169. What Happened to “Total Quality Management”, etc.

Remember Back In the 70’s…

When Japanese products surpassed the quality of US goods. Then, zero-defect methods jumped to the US in the ‘80’s. (Phil Crosby’s book, “Quality is Free” was published on 1/1/80.) And, “Do It Right The First Time” became the high service-value, low cost, high morale way to go.   

In November of ‘88, the US government established the Baldridge Award for quality excellence. The Wallace Company – a pipe, valve, and fitting distributor in Houston – won the award in ’90 along with three other unknowns: IBM, Cadillac and Federal Express. But, after spending big to win the award, Wallace went bankrupt in ’92.
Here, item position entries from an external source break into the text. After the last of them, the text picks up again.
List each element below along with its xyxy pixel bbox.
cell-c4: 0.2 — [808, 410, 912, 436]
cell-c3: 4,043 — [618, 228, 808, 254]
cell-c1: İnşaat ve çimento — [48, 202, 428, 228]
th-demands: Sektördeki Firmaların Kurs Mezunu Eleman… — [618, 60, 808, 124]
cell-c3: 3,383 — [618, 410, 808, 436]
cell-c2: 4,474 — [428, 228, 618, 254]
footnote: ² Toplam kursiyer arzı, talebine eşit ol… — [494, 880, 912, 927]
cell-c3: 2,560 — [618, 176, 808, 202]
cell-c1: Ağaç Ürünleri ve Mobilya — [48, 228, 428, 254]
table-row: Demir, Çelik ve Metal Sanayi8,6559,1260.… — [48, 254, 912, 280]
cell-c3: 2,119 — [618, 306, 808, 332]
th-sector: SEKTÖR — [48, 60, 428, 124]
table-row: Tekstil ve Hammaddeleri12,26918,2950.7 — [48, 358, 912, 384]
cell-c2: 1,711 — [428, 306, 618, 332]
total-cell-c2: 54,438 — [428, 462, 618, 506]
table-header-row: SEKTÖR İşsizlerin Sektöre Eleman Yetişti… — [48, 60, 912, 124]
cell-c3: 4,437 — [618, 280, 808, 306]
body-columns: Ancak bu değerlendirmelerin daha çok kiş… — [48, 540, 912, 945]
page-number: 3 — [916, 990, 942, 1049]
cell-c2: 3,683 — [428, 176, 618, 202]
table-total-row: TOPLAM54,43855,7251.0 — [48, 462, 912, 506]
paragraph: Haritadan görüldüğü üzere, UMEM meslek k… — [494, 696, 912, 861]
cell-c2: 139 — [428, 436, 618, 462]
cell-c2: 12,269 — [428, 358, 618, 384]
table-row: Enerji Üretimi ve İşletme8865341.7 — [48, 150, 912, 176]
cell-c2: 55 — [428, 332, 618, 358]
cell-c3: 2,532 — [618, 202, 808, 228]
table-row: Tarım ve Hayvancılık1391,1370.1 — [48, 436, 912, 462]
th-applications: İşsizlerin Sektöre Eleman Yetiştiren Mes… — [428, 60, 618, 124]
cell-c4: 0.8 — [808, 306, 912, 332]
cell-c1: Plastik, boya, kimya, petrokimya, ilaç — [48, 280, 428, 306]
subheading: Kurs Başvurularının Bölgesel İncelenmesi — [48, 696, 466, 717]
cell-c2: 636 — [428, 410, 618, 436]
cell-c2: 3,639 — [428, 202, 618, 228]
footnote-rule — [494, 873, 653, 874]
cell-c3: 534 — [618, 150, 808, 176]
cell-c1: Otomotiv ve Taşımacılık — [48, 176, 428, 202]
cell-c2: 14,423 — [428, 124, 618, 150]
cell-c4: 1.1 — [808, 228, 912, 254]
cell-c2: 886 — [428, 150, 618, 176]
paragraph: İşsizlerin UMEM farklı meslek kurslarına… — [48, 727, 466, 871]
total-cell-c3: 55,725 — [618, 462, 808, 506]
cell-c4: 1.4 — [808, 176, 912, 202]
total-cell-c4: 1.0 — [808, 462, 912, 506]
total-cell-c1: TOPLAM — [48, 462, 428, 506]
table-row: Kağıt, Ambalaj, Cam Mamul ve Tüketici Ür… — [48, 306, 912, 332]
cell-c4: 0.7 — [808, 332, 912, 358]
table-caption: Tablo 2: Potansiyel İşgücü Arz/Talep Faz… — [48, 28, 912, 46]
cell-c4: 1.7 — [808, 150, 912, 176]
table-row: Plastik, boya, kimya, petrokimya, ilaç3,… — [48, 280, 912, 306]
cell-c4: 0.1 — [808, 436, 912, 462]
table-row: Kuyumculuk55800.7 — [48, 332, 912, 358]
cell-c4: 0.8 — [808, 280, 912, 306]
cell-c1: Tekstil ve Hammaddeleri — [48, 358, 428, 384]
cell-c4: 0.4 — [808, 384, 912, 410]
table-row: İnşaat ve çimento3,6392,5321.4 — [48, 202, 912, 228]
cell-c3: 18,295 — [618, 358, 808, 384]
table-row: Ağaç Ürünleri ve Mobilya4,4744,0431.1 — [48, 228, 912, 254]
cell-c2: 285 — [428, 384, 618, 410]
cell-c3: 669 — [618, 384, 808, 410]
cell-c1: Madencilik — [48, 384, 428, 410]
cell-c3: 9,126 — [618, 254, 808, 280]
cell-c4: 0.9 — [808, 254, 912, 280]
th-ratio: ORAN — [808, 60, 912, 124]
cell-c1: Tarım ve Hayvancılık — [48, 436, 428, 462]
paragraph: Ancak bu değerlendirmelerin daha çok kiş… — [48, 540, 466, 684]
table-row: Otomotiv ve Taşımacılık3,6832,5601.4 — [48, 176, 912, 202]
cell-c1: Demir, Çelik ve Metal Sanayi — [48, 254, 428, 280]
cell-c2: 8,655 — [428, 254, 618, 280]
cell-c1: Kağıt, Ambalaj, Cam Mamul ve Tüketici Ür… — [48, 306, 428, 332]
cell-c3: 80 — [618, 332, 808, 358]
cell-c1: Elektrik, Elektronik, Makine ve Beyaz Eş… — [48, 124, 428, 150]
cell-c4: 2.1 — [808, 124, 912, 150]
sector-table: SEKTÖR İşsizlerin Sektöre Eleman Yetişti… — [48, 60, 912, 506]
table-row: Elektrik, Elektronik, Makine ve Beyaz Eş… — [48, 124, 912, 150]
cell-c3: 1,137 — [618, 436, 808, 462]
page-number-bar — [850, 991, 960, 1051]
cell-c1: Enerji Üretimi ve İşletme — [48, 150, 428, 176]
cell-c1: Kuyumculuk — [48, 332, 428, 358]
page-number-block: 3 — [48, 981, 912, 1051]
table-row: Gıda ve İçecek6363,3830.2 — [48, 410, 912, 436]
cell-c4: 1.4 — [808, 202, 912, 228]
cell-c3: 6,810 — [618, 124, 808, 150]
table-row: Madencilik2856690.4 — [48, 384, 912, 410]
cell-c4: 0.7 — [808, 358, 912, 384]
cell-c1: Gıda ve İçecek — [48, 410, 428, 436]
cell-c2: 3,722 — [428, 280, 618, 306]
Lesson #1: Efficiency at doing all things right is not the same as effectiveness at doing the right things; things that are best for your targeted, most-net-profitable customers and prospects.    

In ’85, Motorola dubbed their manufacturing quality regimen: “Six Sigma”. This brand soared to new heights when Jack Welch at GE began a $1 billion investment in Six Sigma training in ’95. But, Google searches for “Six Sigma’ peaked in ’04 and have declined since.

Lesson #2: A lemon only has so much juice. When all surviving companies have equally excellent commodities, the quality advantage becomes table stakes. What new “best practices” have emerged to create new, competitive advantages? (But, don’t get soft on zero-errors!)

Enter Customer-Centric, Digital-Buying Empowerment

As Six Sigma faded, Amazon ascended as: “the most customer-centric” company on the planet”. They’ve spent 24+ years inventing a unique all-digital, service-value channel. It starts with our fingertips (and increasingly our voice to Alexa) and goes back to producers. Amazon sells the same stuff, but the goods are wrapped in a better total service-value experience.   

How will factories and distributors reweave their one-size-fits all, product-push channels to be end-customer, digital-pull capable? We all want the AMZ experience for B2B buys too. Channel-loading incentive programs have hit a wall.

Too many distributors have chased every size and type of customer with product promotions to win incremental margin dollars. Most now have too many unprofitable small-orders. They need customer net-profitability analytics to fix losing picks, orders, and customers, to free people-slack to reinvest into digitally-enabled service value for their most profitable and growing customers.  

FINAL LESSON

Best practices improve efficiencies, but not best-for-you, customer-centric effectiveness. Wouldn’t your most net-profitable customers be a good first target for digital-value innovation?